Бози указал на увесистый портфель, на котором красовались инициалы «С. L.».

«Это, — сказал он, — подарок от Оскара».

«Что означают эти буквы?»

Дуглас рассмеялся.

«Компрометирующие письма» (Compromising Letters).

Беспечность молодого Альфреда в отношении романтических «стихов в прозе» Оскара заставляла Уайльда неоднократно выкупать их у шантажистов. Некоторые из них всплыли на суде. Другие, владельцем которых после смерти Уайльда стал Роберт Росс, послужили ему уликами против Альфреда Дугласа.

«Если бы, — улыбкой заметил Дуглас, — все наши письма были опубликованы, они спасли бы репутацию Уайльда и реабилитировали меня; они бы обнажили духовную сущность нашей бурной дружбы».

Дуглас свободно признавался, что, хотя его привлекали оба пола, в юности он больше интересовался мужчинами, которые боготворили его, чем женщинами.
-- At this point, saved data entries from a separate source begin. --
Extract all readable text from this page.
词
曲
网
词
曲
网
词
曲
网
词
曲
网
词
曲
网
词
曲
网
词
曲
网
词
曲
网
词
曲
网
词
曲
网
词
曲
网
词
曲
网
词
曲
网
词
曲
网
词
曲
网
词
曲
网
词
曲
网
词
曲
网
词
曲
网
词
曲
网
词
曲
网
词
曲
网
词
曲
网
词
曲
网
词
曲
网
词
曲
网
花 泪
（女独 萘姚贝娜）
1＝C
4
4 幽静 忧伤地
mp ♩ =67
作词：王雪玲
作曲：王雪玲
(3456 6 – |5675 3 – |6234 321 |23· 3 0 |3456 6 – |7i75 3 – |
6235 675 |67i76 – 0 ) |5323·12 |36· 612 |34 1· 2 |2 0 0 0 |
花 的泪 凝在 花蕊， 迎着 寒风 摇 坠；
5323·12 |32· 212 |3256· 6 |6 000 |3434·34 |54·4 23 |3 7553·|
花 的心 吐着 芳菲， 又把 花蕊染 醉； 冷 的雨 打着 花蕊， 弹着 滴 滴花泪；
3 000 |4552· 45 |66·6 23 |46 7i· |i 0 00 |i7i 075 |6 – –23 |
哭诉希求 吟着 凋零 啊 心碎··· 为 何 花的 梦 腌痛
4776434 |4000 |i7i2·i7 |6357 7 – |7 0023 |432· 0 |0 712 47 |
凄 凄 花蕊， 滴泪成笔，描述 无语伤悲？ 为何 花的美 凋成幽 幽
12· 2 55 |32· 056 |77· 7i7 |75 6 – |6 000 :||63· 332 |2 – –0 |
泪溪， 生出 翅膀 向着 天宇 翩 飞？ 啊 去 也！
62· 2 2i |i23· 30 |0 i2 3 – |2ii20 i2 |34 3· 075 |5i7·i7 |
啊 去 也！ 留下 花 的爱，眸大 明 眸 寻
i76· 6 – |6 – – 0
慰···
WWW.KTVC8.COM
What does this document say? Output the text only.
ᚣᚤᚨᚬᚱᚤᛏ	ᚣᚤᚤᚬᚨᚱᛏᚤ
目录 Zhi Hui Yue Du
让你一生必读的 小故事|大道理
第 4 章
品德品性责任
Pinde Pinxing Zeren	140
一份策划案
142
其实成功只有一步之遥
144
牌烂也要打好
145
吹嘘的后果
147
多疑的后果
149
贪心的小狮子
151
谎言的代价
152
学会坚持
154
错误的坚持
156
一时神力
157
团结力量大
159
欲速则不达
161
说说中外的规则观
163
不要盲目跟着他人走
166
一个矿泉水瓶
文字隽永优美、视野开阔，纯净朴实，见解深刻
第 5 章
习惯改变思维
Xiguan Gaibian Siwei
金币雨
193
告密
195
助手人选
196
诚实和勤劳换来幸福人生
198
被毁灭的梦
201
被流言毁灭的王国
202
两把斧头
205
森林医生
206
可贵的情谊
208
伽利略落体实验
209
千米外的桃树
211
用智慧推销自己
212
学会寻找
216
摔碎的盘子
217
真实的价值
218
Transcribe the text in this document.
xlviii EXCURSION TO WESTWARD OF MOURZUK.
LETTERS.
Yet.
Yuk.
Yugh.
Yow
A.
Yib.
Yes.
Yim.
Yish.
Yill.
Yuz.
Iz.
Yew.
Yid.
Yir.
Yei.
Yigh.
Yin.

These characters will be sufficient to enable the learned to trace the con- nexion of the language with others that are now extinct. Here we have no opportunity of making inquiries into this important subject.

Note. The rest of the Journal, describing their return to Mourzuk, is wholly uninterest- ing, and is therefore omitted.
Судя по всему, от женщин было труднее добиться поклонения. Бози не мог отвечать на любовь, если она не была приправлена курением фимиама вокруг него. Его жена Оливия Кастане[57] страстно добивалась его, прежде чем он ответил на ее чувства. Будучи сама поэтессой, она называла его «принцем» и говорила о себе как о его «эпизоде».

Скоропалительная женитьба — он похитил Оливию у ее жениха — поначалу была счастливой. Оливия была очарована всем женственным в своем возлюбленном. Это Дуглас открыто признает. «Когда, уже после, как мы поженились, я стал вести себя более по-мужски, ее обожание пошло на Убыль. Скандалы, ссоры, судебные иски, однако, — утверждает Дуглас не без самодовольства, — мы оба были католиками, поэтому не развелись».

Женитьба Бози состоялась вскоре после моей первой встречи с ним в Нью-Йорке. Когда я видел его в последний раз, его чувства к Оливии можно было назвать дружескими. Она по-прежнему его любила. Она жила в том же городе, но не под одной крышей с Прекрасным Принцем. «Еще возможно примирение», — с надеждой предполагал Бози. Вмешательство семьи Оливии разрушило брак. Главным яблоком раздора между Бози и женой стал их единственный сын Рэймонд. Я не знаю, пережил ли Рэймонд своего отца[58]. По-моему, его поместили в лечебницу. «Они были вынуждены удалить его», — сухо заметил Дуглас.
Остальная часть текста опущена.